In a rare move from China’s regulators three of the country’s top financial authorities have issued simultaneous statements seeking to assuage concerns about risk in relation to the use of stocks as collateral for loans by key shareholders.
The issue of controlling shareholders using stock as collateral for loans has recently risen to the fore on China’s capital markets, triggering concerns over cascading price declines should creditors make margin calls.
Shenzhen-lised Boomsense made a filing with the the exchange in early June indicating that 17.8% of the company’s stock had been pledged by the controlling shareholder as loan collateral.
The China Securities Regulatory Commission, the Shanghai Stock Exchange and the Shenzhen Stock Exchange have since sought to assuage market trepidations, issuing simultaneous statements at on June 26, indicating that share collateral risk is “under control overall.”
The Shanghai Stock Exchange said that “the stock collateral risk of companies listed on the Shanghai Stock Exchange is under control overall,” citing data indicating that the total value of stock collateral is equal to 3% of the total capitalisation of the exchange.
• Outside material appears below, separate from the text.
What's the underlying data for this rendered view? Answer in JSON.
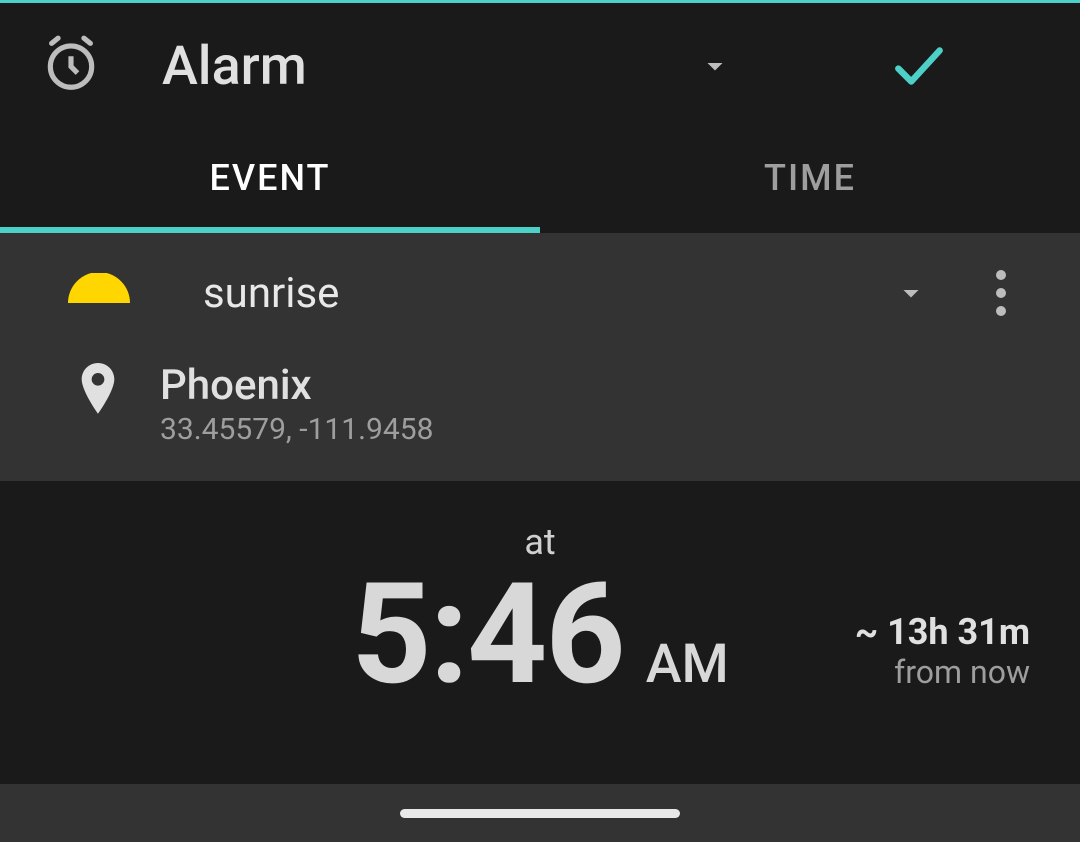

The Shenzhen Stock Exchange used almost exactly the same phrasing to describe its own circumstances, while also stating that it would “fully use regtech methods to establish a stock collateral risk monitoring platform, promptly grasp the collateralization information of shareholders, and encourage relevant shareholders to promptly perform information disclosures and risk warnings.”
The China Securities Regulatory Commission (CSRC) said at a press conference that “the overall risk controls of securities companies with regard to stock collateralised financing operations are effective,” and that “sector operations are in a sound condition, finance are stable, and liquidity is ample.”